Patient A told the Nursing and Midwifery Council he became suspicious on September 16 after the nurse, Mr Amparo, repeatedly offered him powerful painkillers despite him not requesting them.

Such was his concern that he pretended to swallow the drugs but hid them under his pillow and positioned himself to catch the nurse.

He told the hearing: “I woke up several times that evening with him near my bed.

"I was convinced he was trying to steal my belongings so I turned on to my side, facing the window, and covered my face with a pillow.

“The next time was at about 2.30am.

"He stood in the doorway, then stood near the bed.

"He couldn’t see my face but I could see his in the reflection.

"He slowly pulled the blankets back and took the pillow away from my face to see if I was asleep.

“He lifted the waistband of my tracksuit and his hand went straight down on my groin area.

"I waited, then turned around and punched him in the face and ran out of the room.”

The on-call physician at the time, Dr Mohammed Abdulla, told the hearing he was “led to believe that patient A was in significant pain” after talking to Mr Amparo, but official records showed Patient A had been given the drugs before they had been prescribed.

Mr Amparo, 33, who was absent from the hearing, said in written testimony that he thought Patient A was cold and was trying to “untangle” his blankets.

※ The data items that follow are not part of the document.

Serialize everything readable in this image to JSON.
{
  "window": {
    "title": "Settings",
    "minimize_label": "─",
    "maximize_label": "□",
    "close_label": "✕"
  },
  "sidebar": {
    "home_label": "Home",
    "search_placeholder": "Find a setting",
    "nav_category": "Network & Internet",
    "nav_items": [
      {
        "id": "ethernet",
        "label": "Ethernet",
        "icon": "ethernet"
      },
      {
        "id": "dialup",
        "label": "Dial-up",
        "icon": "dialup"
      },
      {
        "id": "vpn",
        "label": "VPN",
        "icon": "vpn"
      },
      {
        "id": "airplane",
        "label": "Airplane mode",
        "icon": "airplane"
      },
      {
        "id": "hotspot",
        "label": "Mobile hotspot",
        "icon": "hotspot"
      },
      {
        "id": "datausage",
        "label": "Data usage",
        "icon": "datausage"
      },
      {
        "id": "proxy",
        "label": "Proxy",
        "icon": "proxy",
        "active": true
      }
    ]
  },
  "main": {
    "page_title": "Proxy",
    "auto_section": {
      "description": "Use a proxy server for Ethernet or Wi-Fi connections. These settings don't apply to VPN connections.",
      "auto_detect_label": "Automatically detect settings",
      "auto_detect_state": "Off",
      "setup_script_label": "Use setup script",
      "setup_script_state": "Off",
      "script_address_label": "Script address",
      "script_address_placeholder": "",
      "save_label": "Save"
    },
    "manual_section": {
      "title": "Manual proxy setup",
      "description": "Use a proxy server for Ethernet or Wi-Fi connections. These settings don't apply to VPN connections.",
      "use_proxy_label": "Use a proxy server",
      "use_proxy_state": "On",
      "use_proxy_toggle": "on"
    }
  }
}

  • A healthcare worker suffering from both HIV and Hepatitis C is believed to have infected several patients in South London:

PATIENTS treated by a healthcare worker with hepatitis C have tested positive for the virus.

Around 9,000 patients were invited to take a test in April after the Lewisham healthcare worker was found to have both HIV and hepatitis C last year.

Just over a third came in for tests, and the trust confirmed on Tuesday that “fewer than 10 individuals” had tested positive for hepatitis C.

Donal O’Sullivan, NHS Lewisham consultant in public health medicine, said: “Investigations are continuing as to how a small number of individuals who have tested positive for hepatitis C might have acquired their infection.

“Some of those tested were already known to be positive for reasons other than contact with the healthcare worker involved, others too might have acquired the infection by other means.

“We cannot say definitively that infection has occurred in any patient because of contact with this healthcare worker.

“Any risk to patients is low, but anybody who has received a letter from NHS Lewisham recommending that they have a test for hepatitis C, and who has not yet had a test, should discuss this with their GP.”

The NHS Lewisham employee, who has not been named, is no longer working for the trust.

Hepatitis C is an inflammation of the liver and is spread through blood contact.